Aging Canadians unlikely to adopt digital health tools

A survey shows the population most likely to benefit from health innovations is also the least likely to use them.

As investment in healthcare tech and innovation continues to increase along with the average age of Canada’s population, a recent survey shows older Canadians who will soon rely on digital tools to monitor health and maintain independence might be reluctant to use them.

Conducted by Telus Health, the survey showed that only 20% of Canadians over the age of 52 said they would use digital health tools and were 10% less likely than younger generations to agree that technology can empower them to take control of their health.

This is despite the fact that 58% of respondents over 52 said digital health tools would help them connect with their healthcare provider, and were the most likely group (78%) to require easy access to a healthcare provider.

More broadly, roughly 90% of all Canadians believe technology can enable their independence and ensure their safety and security.

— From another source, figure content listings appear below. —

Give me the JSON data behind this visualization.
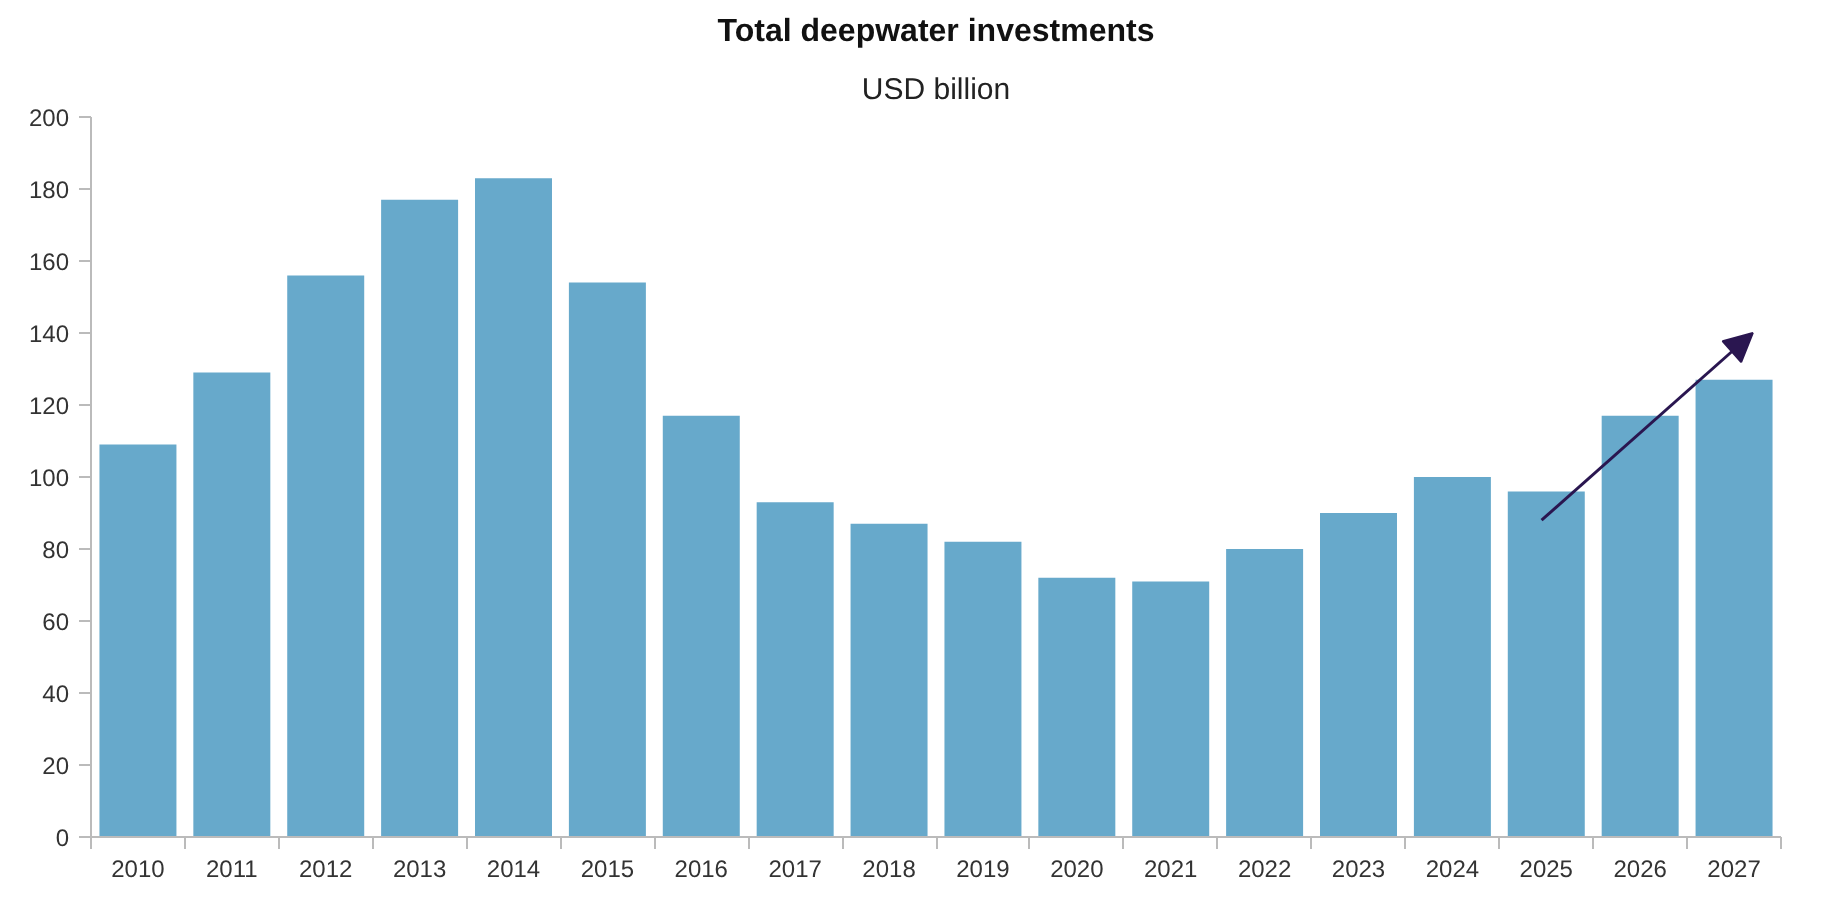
{
  "chart_data": {
    "type": "bar",
    "title": "Total deepwater investments",
    "subtitle": "USD billion",
    "categories": [
      "2010",
      "2011",
      "2012",
      "2013",
      "2014",
      "2015",
      "2016",
      "2017",
      "2018",
      "2019",
      "2020",
      "2021",
      "2022",
      "2023",
      "2024",
      "2025",
      "2026",
      "2027"
    ],
    "values": [
      109,
      129,
      156,
      177,
      183,
      154,
      117,
      93,
      87,
      82,
      72,
      71,
      80,
      90,
      100,
      96,
      117,
      127
    ],
    "color": "#67a9cb",
    "ylim": [
      0,
      200
    ],
    "yticks": [
      0,
      20,
      40,
      60,
      80,
      100,
      120,
      140,
      160,
      180,
      200
    ],
    "grid": false
  }
}
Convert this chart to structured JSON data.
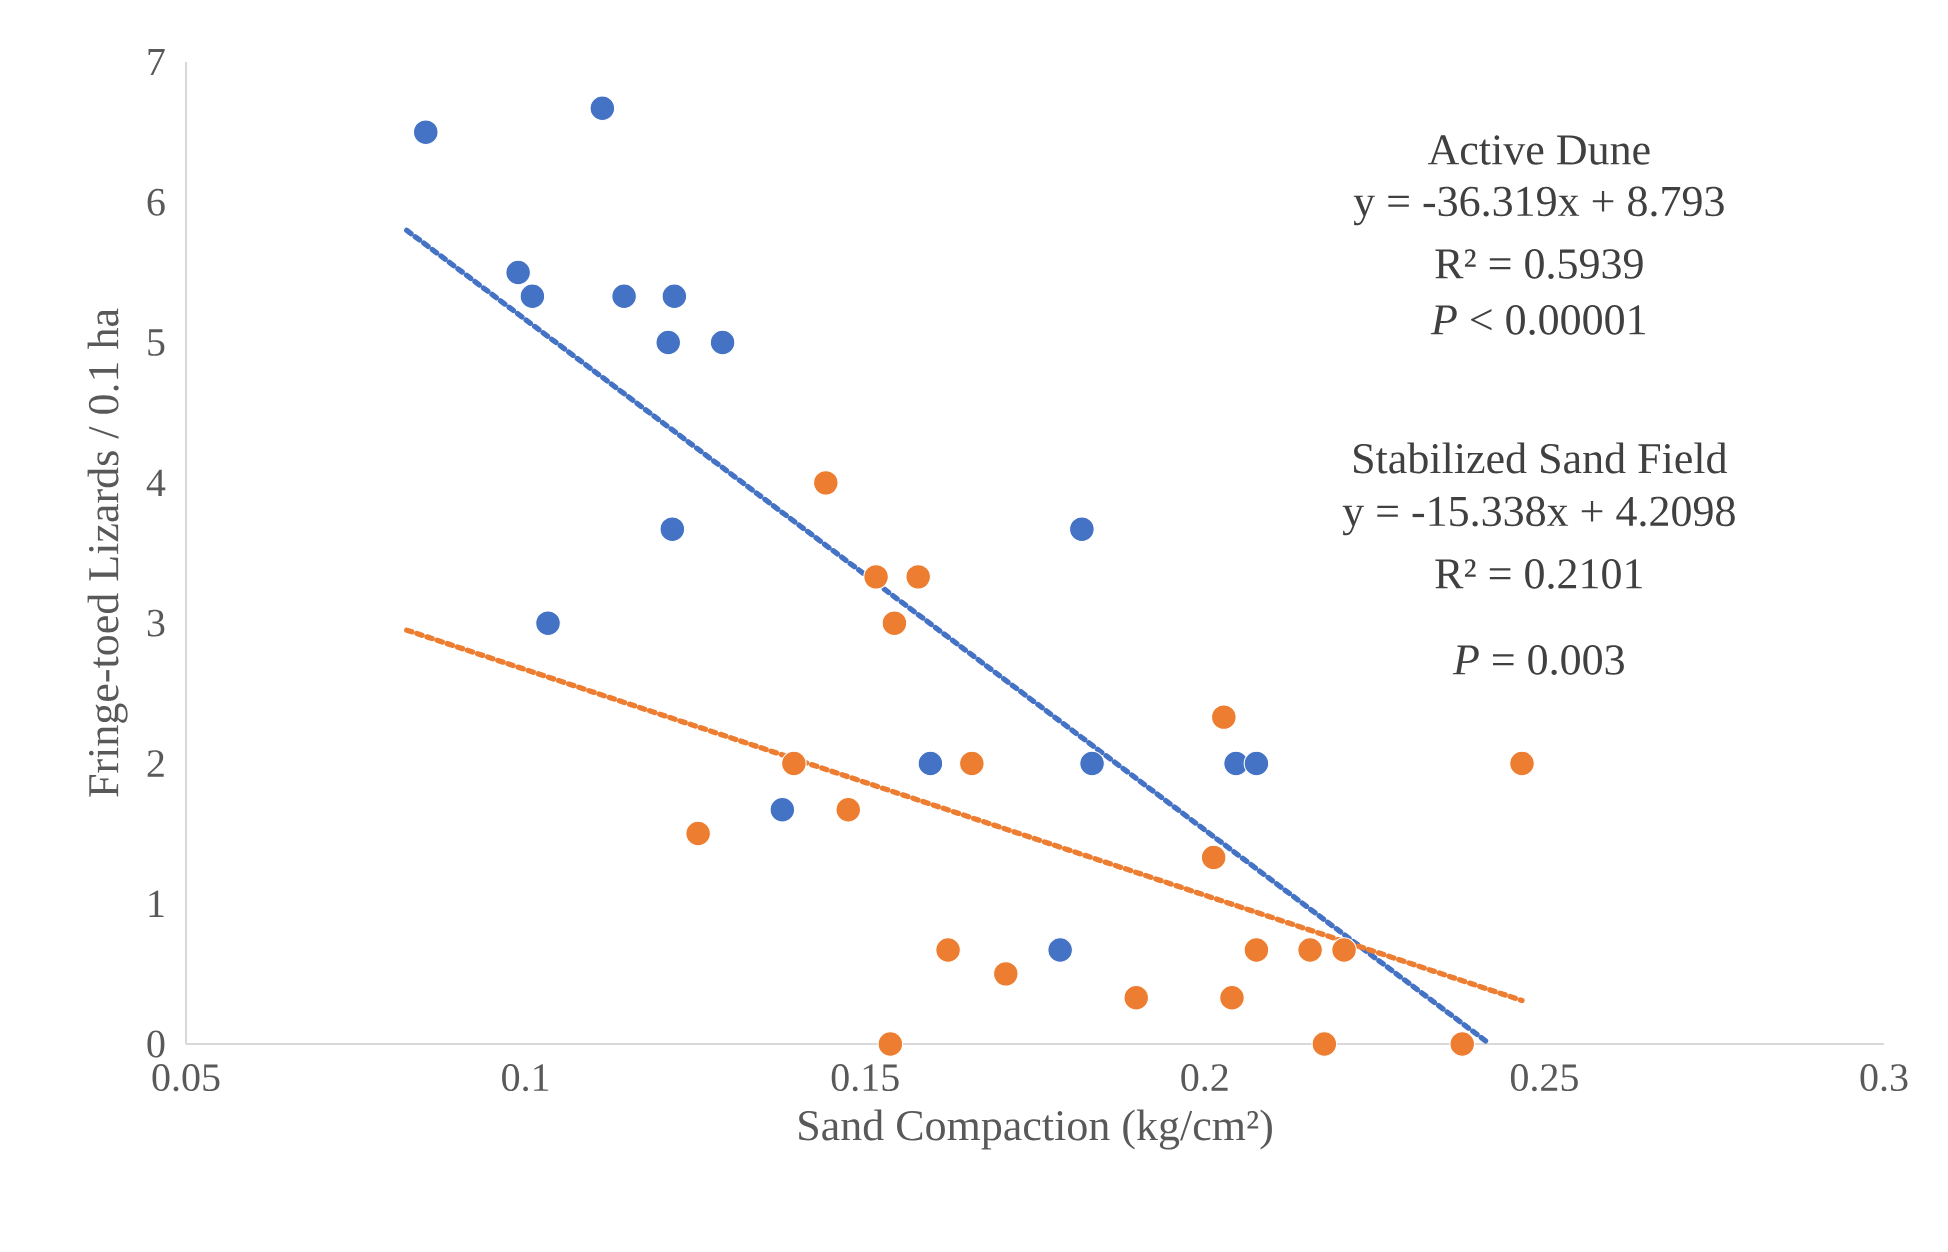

This is important because for the first time in Canada’s history, the seniors outnumber children in the country, something that is expected to have a major impact on the healthcare system.

“The silver tsunami we’re seeing in Canada tells us that not only is it increasingly important to educate Canadians about the impact technology can have on health outcomes but also to ensure we are maximizing the opportunity to put these digital health tools in place so all patients and their care providers can stay better connected,” said Dr. Susan Lea-Makenny, director and senior medical advisor at the Inliv Clinic in Calgary.

“As a doctor and former nurse, I have seen first-hand how digital solutions can empower older Canadians to take control of their own health by gaining valuable and timely information and improve their overall care,” she said.